Exposing the nasty hand of government in creating the business cycle
Very simply put, the combination of massive credit expansion and equally massive monetary inflation is not possible on the free market. This is simply because such a move would render the entire banking system highly unstable and prone to collapse. Banks that expand too much credit would face the threat of the bank run where customers, having lost confidence in the bank’s stability, land up at the bank’s door-steps en masse to withdraw their cash. The bank, having engaged in monetary inflation, clearly would not have the cash to meet all customers’ demands and would have to declare bankruptcy.
What saves the banks today and makes it possible for them to engage in unbridled credit expansion? Very simply, it is the intervention by government to protect the banking system, in the process creating a ‘never-ending’ source of spending money for government itself. Over the last couple of centuries, governments have engaged in massive interventions in the monetary system to the point where they have completely taken it over.
Today, governments, through the Central Banks, have a complete monopoly over the production of money in the economy. Legal tender laws force everyone to accept government printed pieces of paper as money.

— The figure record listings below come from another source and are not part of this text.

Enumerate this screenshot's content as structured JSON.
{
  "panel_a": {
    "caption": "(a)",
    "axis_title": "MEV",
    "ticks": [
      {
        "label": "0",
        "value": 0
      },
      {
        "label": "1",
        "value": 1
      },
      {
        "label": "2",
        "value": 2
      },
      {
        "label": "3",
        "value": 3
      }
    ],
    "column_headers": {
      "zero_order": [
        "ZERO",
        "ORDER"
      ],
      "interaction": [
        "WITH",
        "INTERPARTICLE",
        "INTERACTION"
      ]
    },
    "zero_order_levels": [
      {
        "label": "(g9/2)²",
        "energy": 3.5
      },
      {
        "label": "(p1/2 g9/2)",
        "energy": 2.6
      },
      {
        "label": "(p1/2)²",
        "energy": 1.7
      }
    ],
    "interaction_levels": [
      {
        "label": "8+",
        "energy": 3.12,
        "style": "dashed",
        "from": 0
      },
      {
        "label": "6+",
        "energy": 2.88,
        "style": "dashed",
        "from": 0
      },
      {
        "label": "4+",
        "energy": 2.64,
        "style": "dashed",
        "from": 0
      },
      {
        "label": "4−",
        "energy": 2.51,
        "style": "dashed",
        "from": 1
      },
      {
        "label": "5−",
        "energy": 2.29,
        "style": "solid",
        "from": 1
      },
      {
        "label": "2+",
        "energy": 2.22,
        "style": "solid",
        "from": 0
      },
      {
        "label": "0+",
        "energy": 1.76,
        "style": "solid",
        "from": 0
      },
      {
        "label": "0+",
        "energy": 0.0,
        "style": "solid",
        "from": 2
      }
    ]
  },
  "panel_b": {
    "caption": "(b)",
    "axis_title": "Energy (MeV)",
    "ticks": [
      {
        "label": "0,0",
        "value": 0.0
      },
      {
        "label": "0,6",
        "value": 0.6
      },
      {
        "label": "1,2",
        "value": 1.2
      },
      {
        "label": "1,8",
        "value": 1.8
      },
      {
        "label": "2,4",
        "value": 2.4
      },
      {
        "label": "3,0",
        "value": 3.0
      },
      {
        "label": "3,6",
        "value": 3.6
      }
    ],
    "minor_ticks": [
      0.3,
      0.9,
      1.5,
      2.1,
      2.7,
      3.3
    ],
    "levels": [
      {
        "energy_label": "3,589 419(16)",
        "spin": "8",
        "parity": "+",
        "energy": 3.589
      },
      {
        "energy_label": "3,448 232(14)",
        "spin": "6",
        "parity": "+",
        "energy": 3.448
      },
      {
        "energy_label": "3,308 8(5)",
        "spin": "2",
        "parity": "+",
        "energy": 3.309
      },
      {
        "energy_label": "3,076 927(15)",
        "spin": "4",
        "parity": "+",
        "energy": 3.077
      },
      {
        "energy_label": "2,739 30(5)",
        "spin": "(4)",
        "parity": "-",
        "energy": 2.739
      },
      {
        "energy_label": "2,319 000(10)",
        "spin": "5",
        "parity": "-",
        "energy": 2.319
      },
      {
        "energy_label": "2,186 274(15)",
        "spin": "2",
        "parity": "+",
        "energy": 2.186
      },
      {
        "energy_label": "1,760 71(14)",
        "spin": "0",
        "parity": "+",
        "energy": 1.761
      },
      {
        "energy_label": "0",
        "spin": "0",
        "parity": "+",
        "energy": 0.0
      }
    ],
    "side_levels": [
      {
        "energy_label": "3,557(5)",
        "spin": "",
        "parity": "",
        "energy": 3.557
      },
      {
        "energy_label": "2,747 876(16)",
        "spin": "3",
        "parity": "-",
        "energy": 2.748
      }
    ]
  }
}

Such paper money is a blatant attempt to escape the free market limits on monetary inflation. Unlike gold and silver which are scarce commodities that have to be mined, processed and minted, paper money is almost costless to produce, making it ‘easy money’ for its monopoly producer, government.

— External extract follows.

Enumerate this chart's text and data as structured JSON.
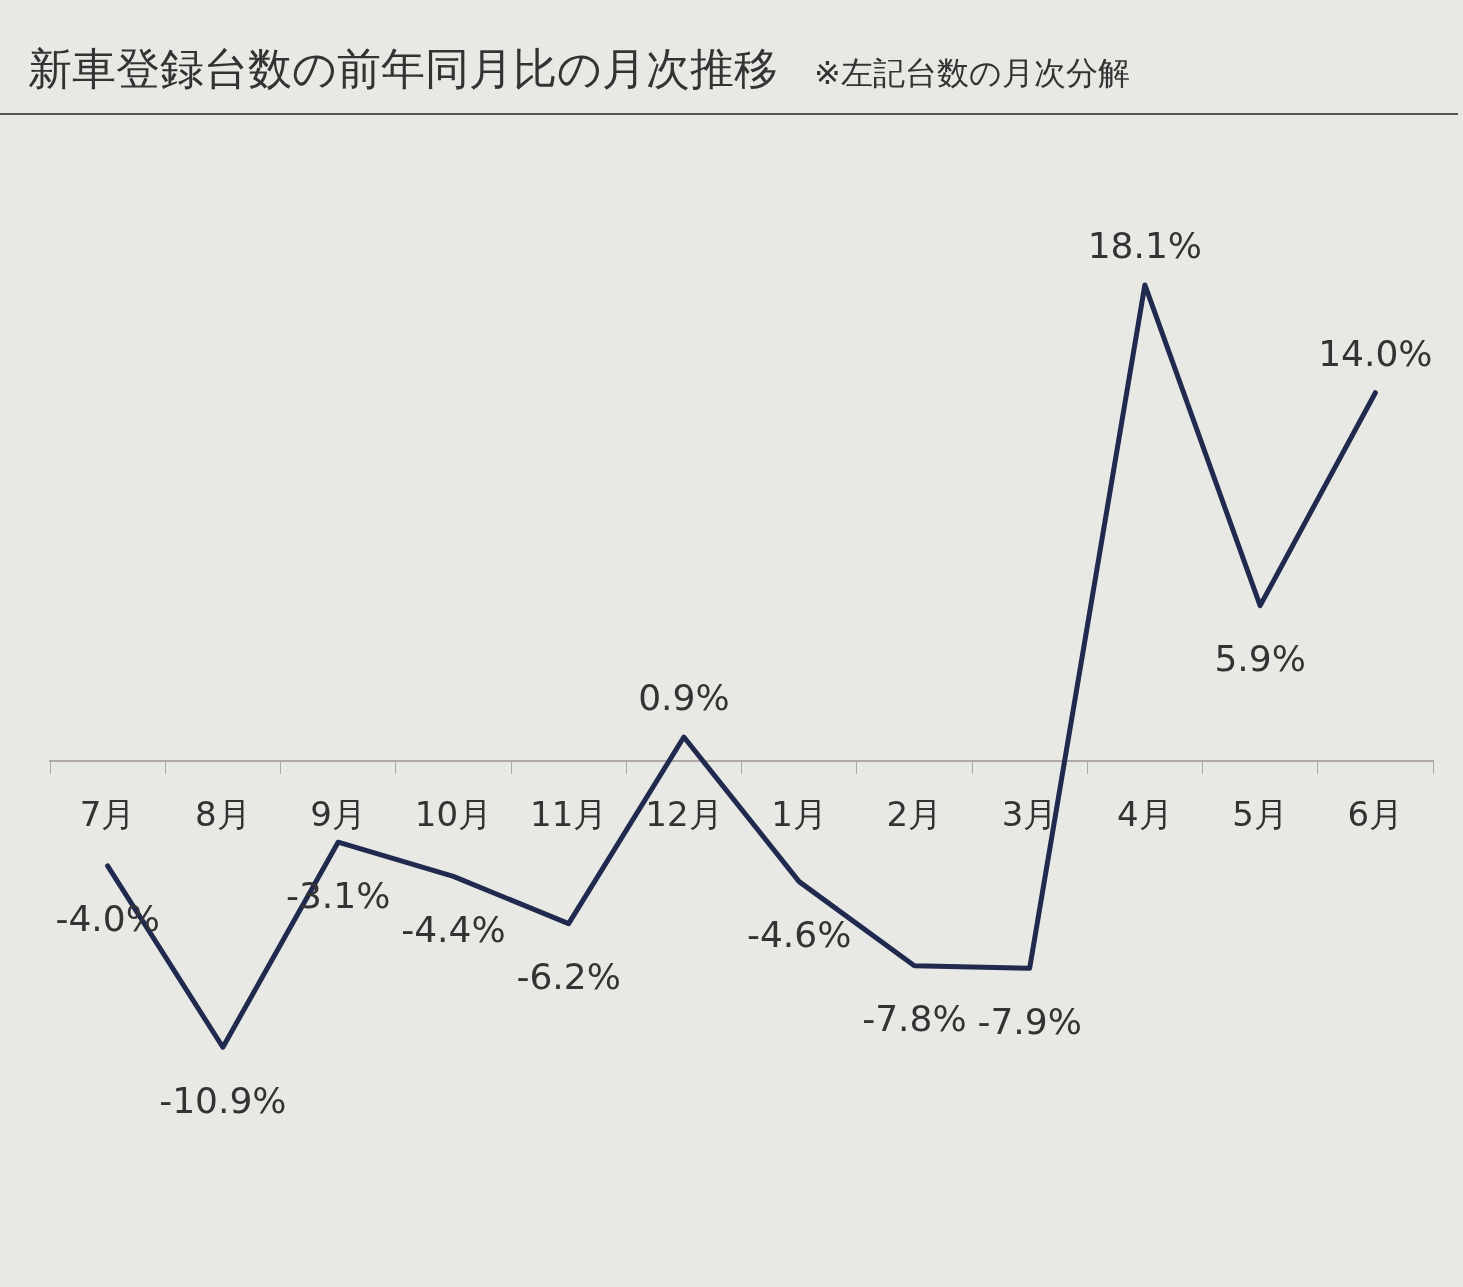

Over two centuries, governments have used their monopoly over the use of force to thrust their pieces of paper onto a public that was until then willing to accept only gold and silver coins as money. At various points in time when money was essentially gold or silver coins and paper money was just a substitute that had to be redeemed for the promised gold or silver on demand from a note holder, banks that had issued paper money way beyond their available reserves of gold or silver and were facing bankruptcy were saved by government by engaging in gross misuse of its monopoly over the criminal justice system. Very simply put, government passed unilateral moratoria freeing banks from the legal, contractual obligation to redeem their own notes and deposits in gold or silver.

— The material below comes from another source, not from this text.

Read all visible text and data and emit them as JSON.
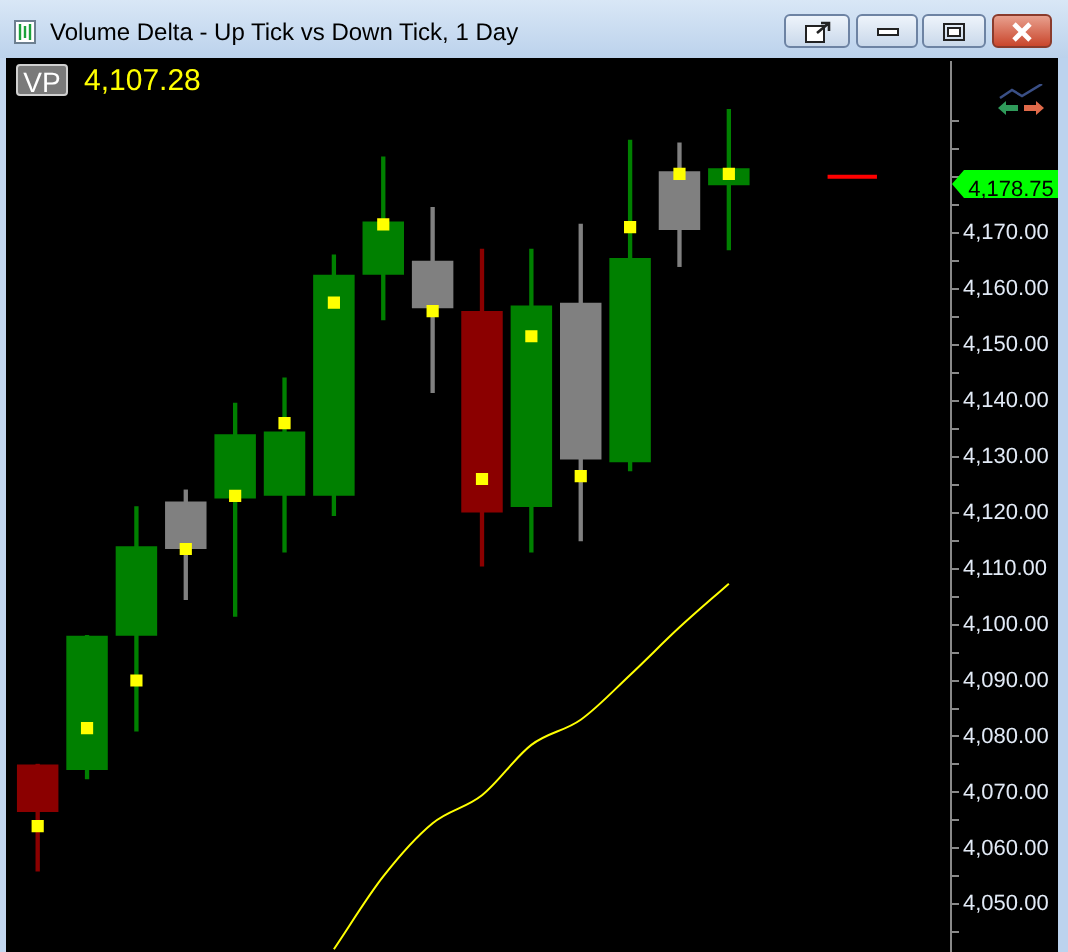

Central Banking is another massive intervention by governments in the monetary system. On a free market, a bank that faces a bank run would collapse. Under Central Banking, the failing bank can access a ready supply of cash needed to tide over temporary surges in demand for cash. The Central Bank stands ready to save banks from their own excesses. What makes it possible for Central Banks to do so is the monopoly privilege of money creation granted to them by the government. The Central Bank also greatly enhances the extent of credit expansion that the banking system can engage in by providing the funds necessary for banks to do so.
The business cycle is not a product of the free market but a result of sustained and massive government intervention in the economy. Austrian Business Cycle Theory explains how the business cycle is essentially a creation not of a free market but of a banking system run amok. What makes it possible for the banking system to run amok is the active connivance of government in an act that enriches the banks and government itself at the expense of the billions of common people who are impoverished by the boom-bust cycle. If this doesn’t convince you that government is bad for human well-being, I wonder what will. However, I shall not give up and shall continue to try doing that in subsequent articles in this series.